Synthetic data, by construction.
100% synthetic. Not because of policy. Because of architecture. The trust posture that follows when the platform genuinely does not require scholarly correspondence to be trained.
Every AI vendor today says some version of "we protect your data." The sentence is necessary, expected, and almost meaningless. What actually matters is whether the architecture forces the vendor to protect the data, or whether the protection is policy on top of an architecture that does not require it.
Eve-Genesis is the second kind. The synthetic-by-construction posture is not a policy we adopted; it is a property of how the dataset is built. The training set is generated synthetically. The reasoner is LoRA fine-tuned on the synthetic corpus. Scholarly correspondence does not enter the training set because there is no architectural slot for it to enter.
Four commitments that follow
One. 100% synthetic. No user conversation enters the training set. Not because of policy; because the architecture genuinely does not require it.
Two. The IPSC corpus is the grounding source for answers, not the training source for the reasoner. The corpus is read at inference time; the model that reads it was trained synthetically.
Three. Versioned and provenance-traceable. Every Eve-Genesis edition is versioned. Every record traces to a generation pass with the reasoning structure documented at authoring time.
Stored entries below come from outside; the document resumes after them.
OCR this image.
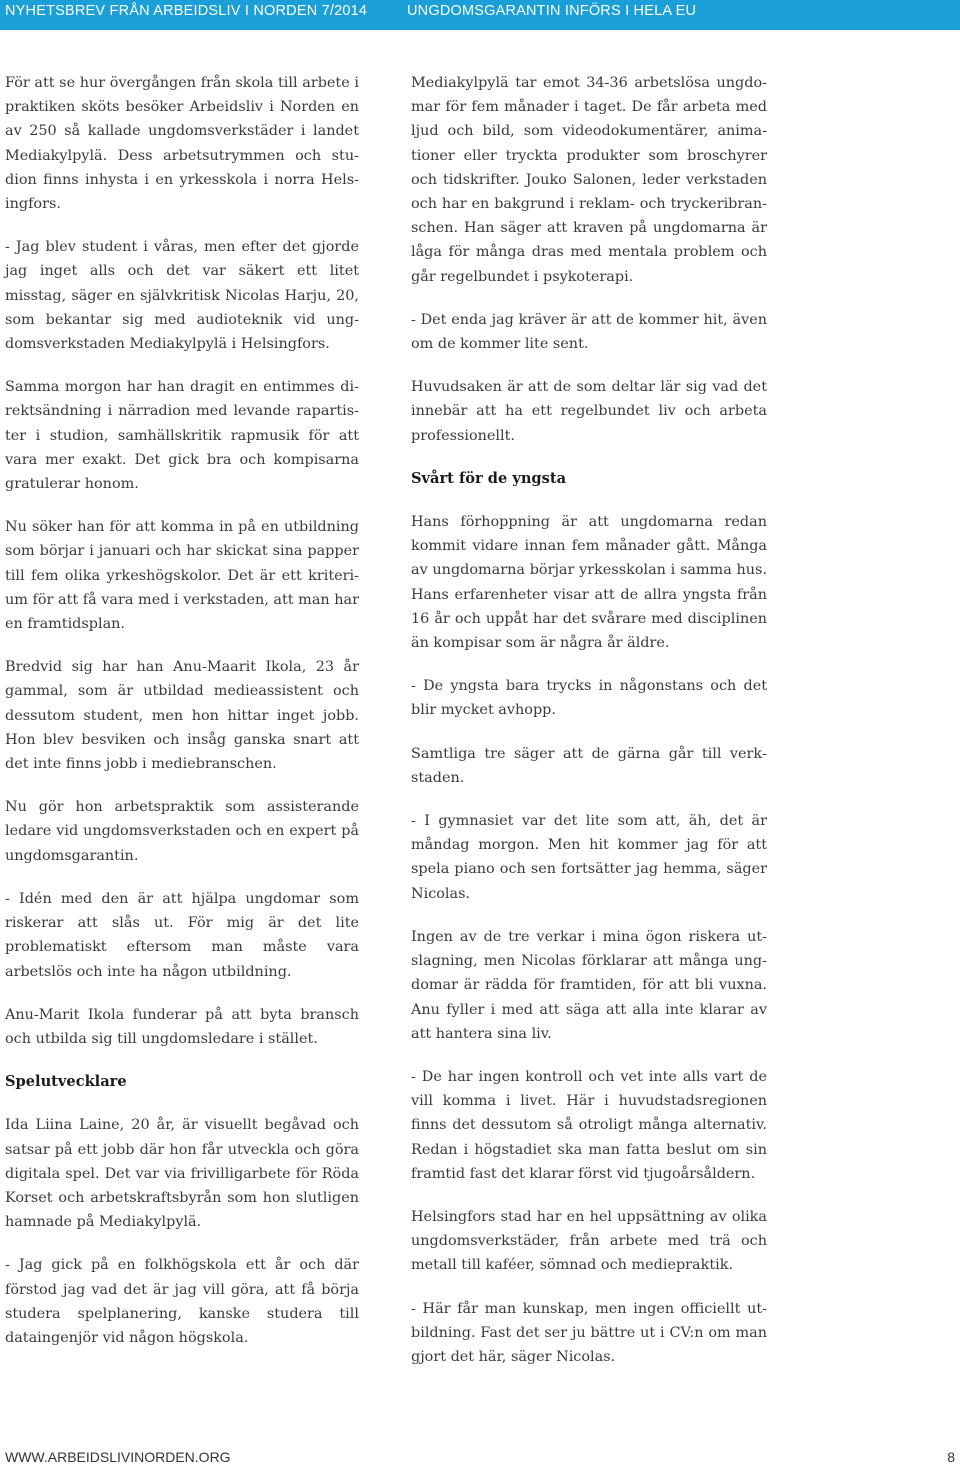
NYHETSBREV FRÅN ARBEIDSLIV I NORDEN 7/2014	UNGDOMSGARANTIN INFÖRS I HELA EU

För att se hur övergången från skola till arbete i praktiken sköts besöker Arbeidsliv i Norden en av 250 så kallade ungdomsverkstäder i landet Mediakylpylä. Dess arbetsutrymmen och studion finns inhysta i en yrkesskola i norra Helsingfors.

- Jag blev student i våras, men efter det gjorde jag inget alls och det var säkert ett litet misstag, säger en självkritisk Nicolas Harju, 20, som bekantar sig med audioteknik vid ungdomsverkstaden Mediakylpylä i Helsingfors.

Samma morgon har han dragit en entimmes direktsändning i närradion med levande rapartister i studion, samhällskritik rapmusik för att vara mer exakt. Det gick bra och kompisarna gratulerar honom.

Nu söker han för att komma in på en utbildning som börjar i januari och har skickat sina papper till fem olika yrkeshögskolor. Det är ett kriterium för att få vara med i verkstaden, att man har en framtidsplan.

Bredvid sig har han Anu-Maarit Ikola, 23 år gammal, som är utbildad medieassistent och dessutom student, men hon hittar inget jobb. Hon blev besviken och insåg ganska snart att det inte finns jobb i mediebranschen.

Nu gör hon arbetspraktik som assisterande ledare vid ungdomsverkstaden och en expert på ungdomsgarantin.

- Idén med den är att hjälpa ungdomar som riskerar att slås ut. För mig är det lite problematiskt eftersom man måste vara arbetslös och inte ha någon utbildning.

Anu-Marit Ikola funderar på att byta bransch och utbilda sig till ungdomsledare i stället.

Spelutvecklare

Ida Liina Laine, 20 år, är visuellt begåvad och satsar på ett jobb där hon får utveckla och göra digitala spel. Det var via frivilligarbete för Röda Korset och arbetskraftsbyrån som hon slutligen hamnade på Mediakylpylä.

- Jag gick på en folkhögskola ett år och där förstod jag vad det är jag vill göra, att få börja studera spelplanering, kanske studera till dataingenjör vid någon högskola.

Mediakylpylä tar emot 34-36 arbetslösa ungdomar för fem månader i taget. De får arbeta med ljud och bild, som videodokumentärer, animationer eller tryckta produkter som broschyrer och tidskrifter. Jouko Salonen, leder verkstaden och har en bakgrund i reklam- och tryckeribranschen. Han säger att kraven på ungdomarna är låga för många dras med mentala problem och går regelbundet i psykoterapi.

- Det enda jag kräver är att de kommer hit, även om de kommer lite sent.

Huvudsaken är att de som deltar lär sig vad det innebär att ha ett regelbundet liv och arbeta professionellt.

Svårt för de yngsta

Hans förhoppning är att ungdomarna redan kommit vidare innan fem månader gått. Många av ungdomarna börjar yrkesskolan i samma hus. Hans erfarenheter visar att de allra yngsta från 16 år och uppåt har det svårare med disciplinen än kompisar som är några år äldre.

- De yngsta bara trycks in någonstans och det blir mycket avhopp.

Samtliga tre säger att de gärna går till verkstaden.

- I gymnasiet var det lite som att, äh, det är måndag morgon. Men hit kommer jag för att spela piano och sen fortsätter jag hemma, säger Nicolas.

Ingen av de tre verkar i mina ögon riskera utslagning, men Nicolas förklarar att många ungdomar är rädda för framtiden, för att bli vuxna. Anu fyller i med att säga att alla inte klarar av att hantera sina liv.

- De har ingen kontroll och vet inte alls vart de vill komma i livet. Här i huvudstadsregionen finns det dessutom så otroligt många alternativ. Redan i högstadiet ska man fatta beslut om sin framtid fast det klarar först vid tjugoårsåldern.

Helsingfors stad har en hel uppsättning av olika ungdomsverkstäder, från arbete med trä och metall till kaféer, sömnad och mediepraktik.

- Här får man kunskap, men ingen officiellt utbildning. Fast det ser ju bättre ut i CV:n om man gjort det här, säger Nicolas.

WWW.ARBEIDSLIVINORDEN.ORG	8
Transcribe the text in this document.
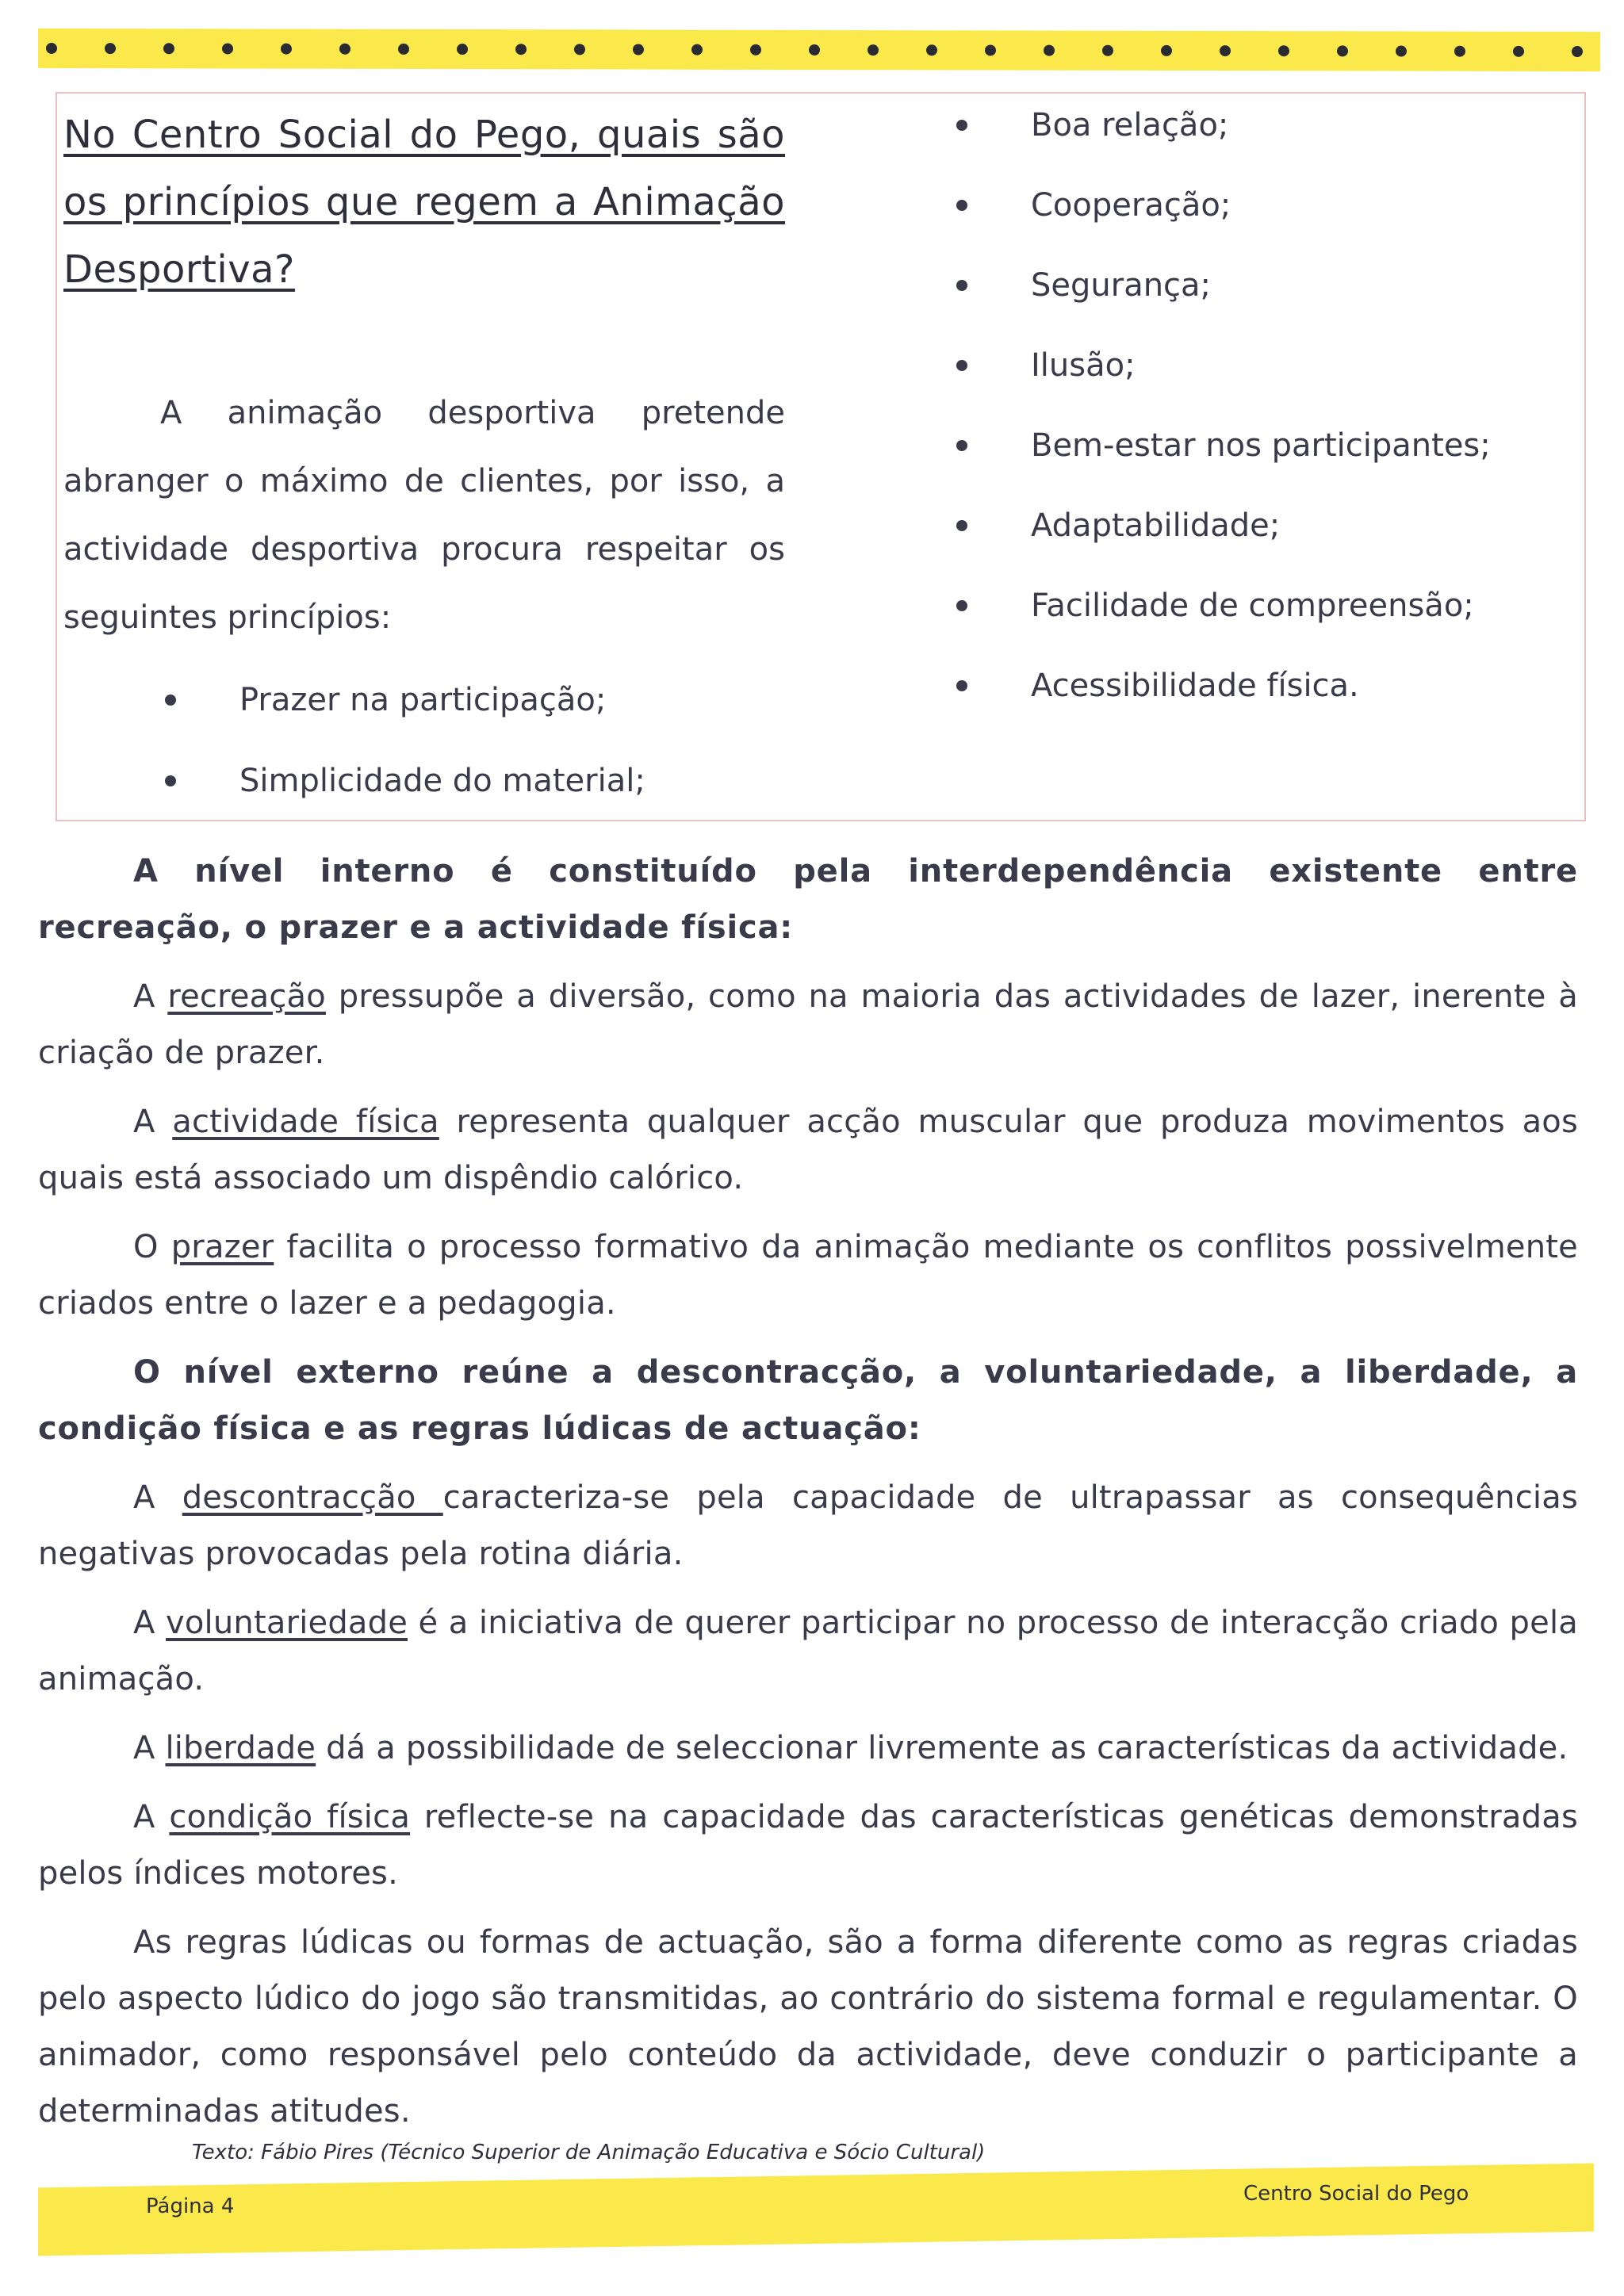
No Centro Social do Pego, quais são os princípios que regem a Animação Desportiva?
A animação desportiva pretende abranger o máximo de clientes, por isso, a actividade desportiva procura respeitar os seguintes princípios:
Prazer na participação;
Simplicidade do material;
Boa relação;
Cooperação;
Segurança;
Ilusão;
Bem-estar nos participantes;
Adaptabilidade;
Facilidade de compreensão;
Acessibilidade física.
A nível interno é constituído pela interdependência existente entre recreação, o prazer e a actividade física:
A recreação pressupõe a diversão, como na maioria das actividades de lazer, inerente à criação de prazer.
A actividade física representa qualquer acção muscular que produza movimentos aos quais está associado um dispêndio calórico.
O prazer facilita o processo formativo da animação mediante os conflitos possivelmente criados entre o lazer e a pedagogia.
O nível externo reúne a descontracção, a voluntariedade, a liberdade, a condição física e as regras lúdicas de actuação:
A descontracção caracteriza-se pela capacidade de ultrapassar as consequências negativas provocadas pela rotina diária.
A voluntariedade é a iniciativa de querer participar no processo de interacção criado pela animação.
A liberdade dá a possibilidade de seleccionar livremente as características da actividade.
A condição física reflecte-se na capacidade das características genéticas demonstradas pelos índices motores.
As regras lúdicas ou formas de actuação, são a forma diferente como as regras criadas pelo aspecto lúdico do jogo são transmitidas, ao contrário do sistema formal e regulamentar. O animador, como responsável pelo conteúdo da actividade, deve conduzir o participante a determinadas atitudes.
Texto: Fábio Pires (Técnico Superior de Animação Educativa e Sócio Cultural)
Página 4
Centro Social do Pego
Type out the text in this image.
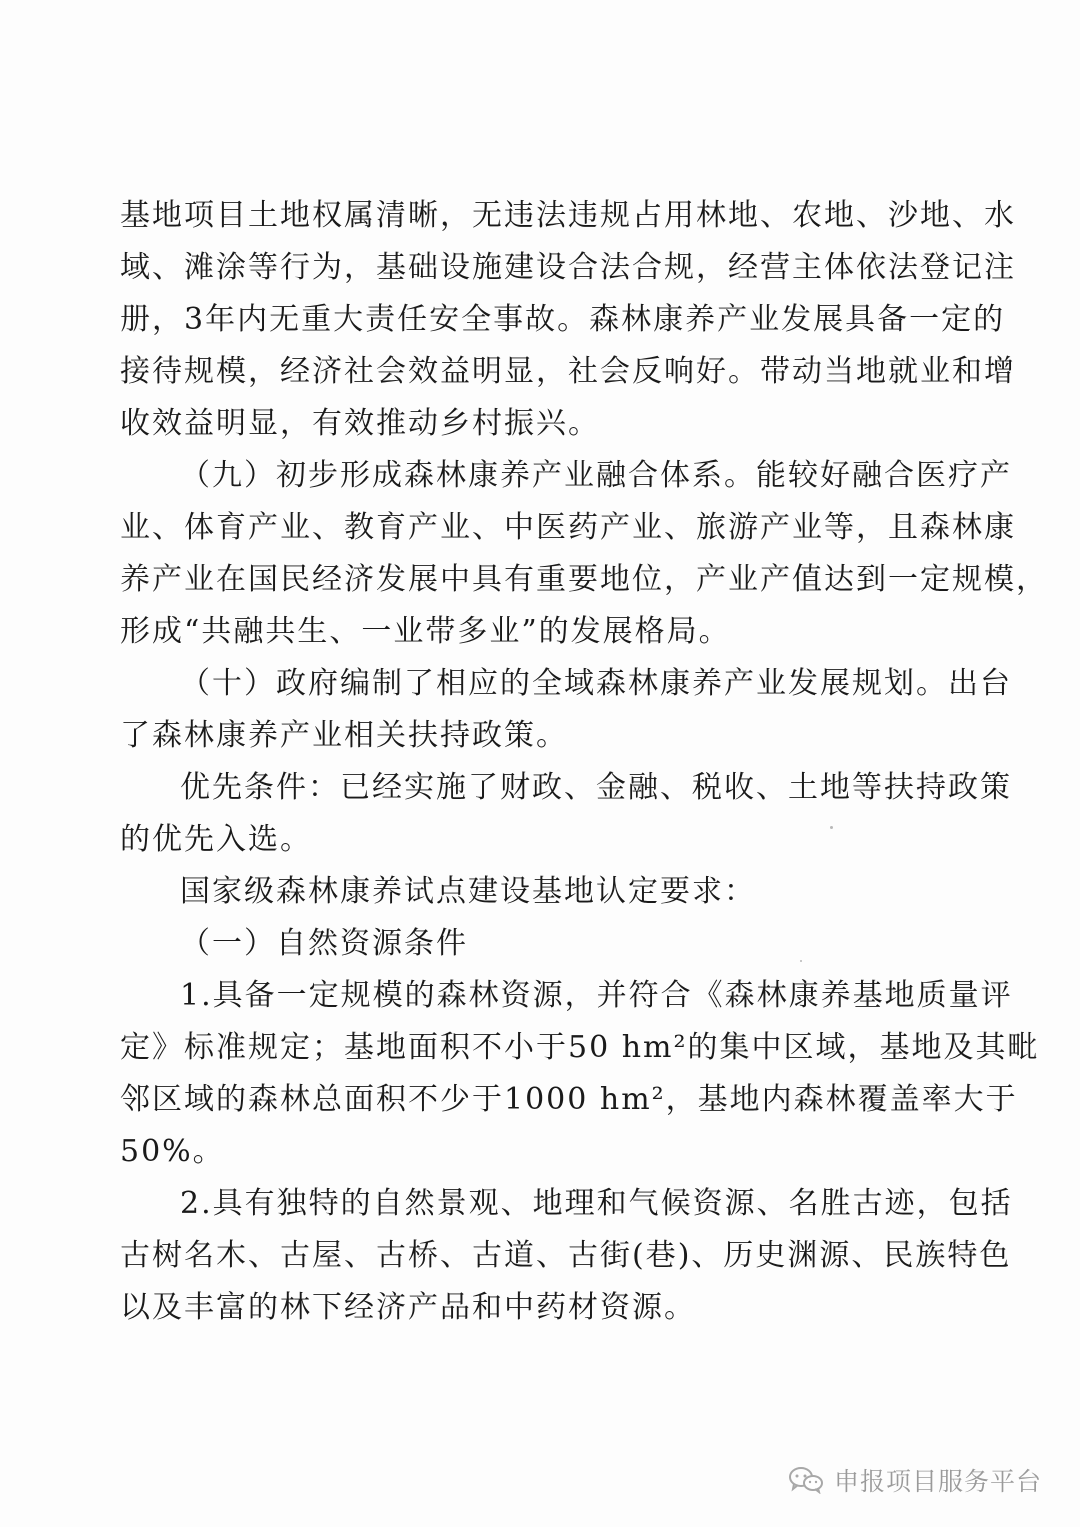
基地项目土地权属清晰，无违法违规占用林地、农地、沙地、水
域、滩涂等行为，基础设施建设合法合规，经营主体依法登记注
册，3年内无重大责任安全事故。森林康养产业发展具备一定的
接待规模，经济社会效益明显，社会反响好。带动当地就业和增
收效益明显，有效推动乡村振兴。
（九）初步形成森林康养产业融合体系。能较好融合医疗产
业、体育产业、教育产业、中医药产业、旅游产业等，且森林康
养产业在国民经济发展中具有重要地位，产业产值达到一定规模，
形成“共融共生、一业带多业”的发展格局。
（十）政府编制了相应的全域森林康养产业发展规划。出台
了森林康养产业相关扶持政策。
优先条件：已经实施了财政、金融、税收、土地等扶持政策
的优先入选。
国家级森林康养试点建设基地认定要求：
（一）自然资源条件
1.具备一定规模的森林资源，并符合《森林康养基地质量评
定》标准规定；基地面积不小于50 hm²的集中区域，基地及其毗
邻区域的森林总面积不少于1000 hm²，基地内森林覆盖率大于
50%。
2.具有独特的自然景观、地理和气候资源、名胜古迹，包括
古树名木、古屋、古桥、古道、古街(巷)、历史渊源、民族特色
以及丰富的林下经济产品和中药材资源。
申报项目服务平台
Four. Frontier-independent. Frontier models are commodity consultants in the architecture. The Uṣūl reasoning IP is ours. As the frontier moves, the platform appreciates rather than depreciates.
What this means for the scholarly community
A scholar using TheoAI to research a question sends queries that are not used to train the reasoner. The corpus is what the reasoner reads; not what the reasoner is trained on. That separation is the trust posture, and it is architectural.